Multnomah County Chair Deborah Kafoury speaking at the opening of St. Johns Village, a transitional housing facility.
Multnomah County Chair Deborah Kafoury speaking at the opening of St. John's Village, a transitional housing facility. Motoya Nakamura / Multnomah County

In a memo sent Wednesday to county officials, Multnomah County Auditor Jennifer McGuirk raised concerns that the Joint Office of Homelessness (JOHS) may be misleading the public on the number of unhoused individuals that have found housing through its programs.

Those programs include services offered through a wide number of organizations that contract with JOHS, like Central City Concern, Transition Projects, and Do Good Multnomah, which offer everything from rent assistance to placement in transitional or low-income housing.

In August, the auditor's office kicked off an investigation into living conditions for people who have received rental assistance through the county. In their research, auditor staff found that JOHS had been using the number of people who enrolled in housing placement programs to measure the number of people JOHS has successfully placed into housing.
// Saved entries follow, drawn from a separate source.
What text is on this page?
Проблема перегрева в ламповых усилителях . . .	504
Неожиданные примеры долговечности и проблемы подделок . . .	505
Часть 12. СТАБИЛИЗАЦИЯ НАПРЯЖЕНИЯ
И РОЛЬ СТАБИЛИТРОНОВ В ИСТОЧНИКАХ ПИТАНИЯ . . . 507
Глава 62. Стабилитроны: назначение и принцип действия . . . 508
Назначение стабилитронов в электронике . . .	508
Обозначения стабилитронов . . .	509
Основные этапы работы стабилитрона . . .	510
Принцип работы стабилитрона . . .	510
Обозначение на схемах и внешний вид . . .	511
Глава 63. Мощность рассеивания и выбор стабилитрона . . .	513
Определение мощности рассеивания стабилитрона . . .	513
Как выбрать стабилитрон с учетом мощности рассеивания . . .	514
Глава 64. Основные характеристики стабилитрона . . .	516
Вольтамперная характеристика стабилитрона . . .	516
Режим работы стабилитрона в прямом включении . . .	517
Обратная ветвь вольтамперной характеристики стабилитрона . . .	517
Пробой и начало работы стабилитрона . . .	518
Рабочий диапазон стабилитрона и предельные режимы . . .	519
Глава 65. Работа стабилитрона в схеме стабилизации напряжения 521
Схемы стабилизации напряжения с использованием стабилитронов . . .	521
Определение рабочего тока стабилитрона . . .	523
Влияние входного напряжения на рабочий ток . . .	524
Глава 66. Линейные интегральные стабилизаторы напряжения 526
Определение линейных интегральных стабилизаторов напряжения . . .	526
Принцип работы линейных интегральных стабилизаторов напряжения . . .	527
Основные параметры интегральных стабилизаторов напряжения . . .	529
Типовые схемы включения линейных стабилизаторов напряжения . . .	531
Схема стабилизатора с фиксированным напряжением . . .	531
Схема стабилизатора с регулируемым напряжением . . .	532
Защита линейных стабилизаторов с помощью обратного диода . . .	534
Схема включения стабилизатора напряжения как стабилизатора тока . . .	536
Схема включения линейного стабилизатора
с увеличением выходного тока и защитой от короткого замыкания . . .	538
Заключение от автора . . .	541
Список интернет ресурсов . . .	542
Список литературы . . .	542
McGuirk found this alarming.

"This is problematic because some people who enter a housing program do not end up entering into housing," wrote McGuirk.

McGuirk suggested that JOHS may be falsely inflating the number of people it claims to place in permanent housing by relying on program enrollment data instead of more concrete information, like the date individuals report moving into permanent housing through a JOHS program.

"Management needs to be sure it is reporting data in a way that faithfully represents what the data appears to represent," she wrote. "Information about housing and homeless services is of significant public interest; it is critical that discussions about Joint Office data are as clear as possible. Generally accepted government auditing standards require me to report this as a significant internal control deficiency."

This isn't news to JOHS. According to the joint city-county department, JOHS identified this issue "well before the audit began," and has since updated the way it will collect this data going forward.

"Your letter highlights an opportunity for improving our housing placement metrics that we had already identified and have been working diligently to achieve," wrote JOHS Director Marc Jolin in response to McGuirk's memo.

Jolin explained that JOHS has since introduced new metrics to track the number of unhoused people who get into housing through JOHS programs. That measurement is based on two new sources of data: The move-in date for people enrolled in these programs and the housing outcomes for people who may have stayed in county shelters or transitional housing but didn't enter permanent housing through a JOHS program. Organizations who run housing placement programs through JOHS don't currently keep consistent records of either of these data points.

Jolin noted that until this year, the number of housing program enrollments to track JOHS' ability to house people was "the most reliable" data available to them. While JOHS is five years old, the office only retained ownership of the management system that tracks housing placements earlier this year, allowing it to change what data is requires providers to collect.

JOHS first began collecting these two new data point for its latest quarterly report, published this week. Yet, Jolin noted that many service providers are still adjusting to the new data collection requirement. Jolin wrote that he had detailed this lag time and shift in data collection to McGuirk's office during her audit process, yet didn't see it reflected in her critical memo.

"We believe the fact that we were pursuing this data improvement on our own, and have already shared it—work that began well before you contacted us—should be highlighted as an encouraging sign of accountability," wrote Jolin.

McGuirk said that, while she was aware of these data changes, she found that JOHS had first mentioned changing their data collected metrics to more accurately reflect the number of housed clients in 2018, after it was recommended by US Housing and Urban Development (HUD) to start tracking move-in dates.

"We are concerned that it is now three years from HUD’s guidance," wrote McGuirk, "and the Joint Office is still not confident in using that field for reporting." To be clear, JOHS did include the "move-in date" field in its quarterly report published this week.

In her own response letter to McGuirk's memo, Multnomah County Chair Deborah Kafoury stood behind Jolin and JOHS. Kafoury wrote that JOHS had wanted to update its data collection metrics earlier, but was delayed due to the past year of crises impacting unhoused individuals—ranging from the COVID-19 pandemic to extreme weather events.

The auditor's memo comes as JOHS faces heightened scrutiny for its work to lessen the impact of homelessness as the Portland metro region sees an influx of homeless camps in public spaces.

In recent months, local developers who've grown irritated with the city's visible homeless population have questioned the efficacy of JOHS' programs, and accused service providers who sit on JOHS' oversight board of unfairly taking advantage of taxpayer dollars to support their businesses. These arguments have, in part, fueled a campaign financed by Portland developers called People for Portland, which has worked to poke holes in the city and county's response to homelessness.

In her letter, Kafoury urged McGuirk to continue working on her office's original living conditions audit, which was paused after the auditor's staff encountered the data concerns.

McGuirk said that's not possible due to the "data reliability issues."

"At some point in the future, I may be able to revisit this audit once we are confident in the data in the [data management system] and have been able to secure information we need from providers," wrote McGuirk in an email to the Mercury.

Instead, McGuirk has directed her office to begin a new audit into JOHS' information systems.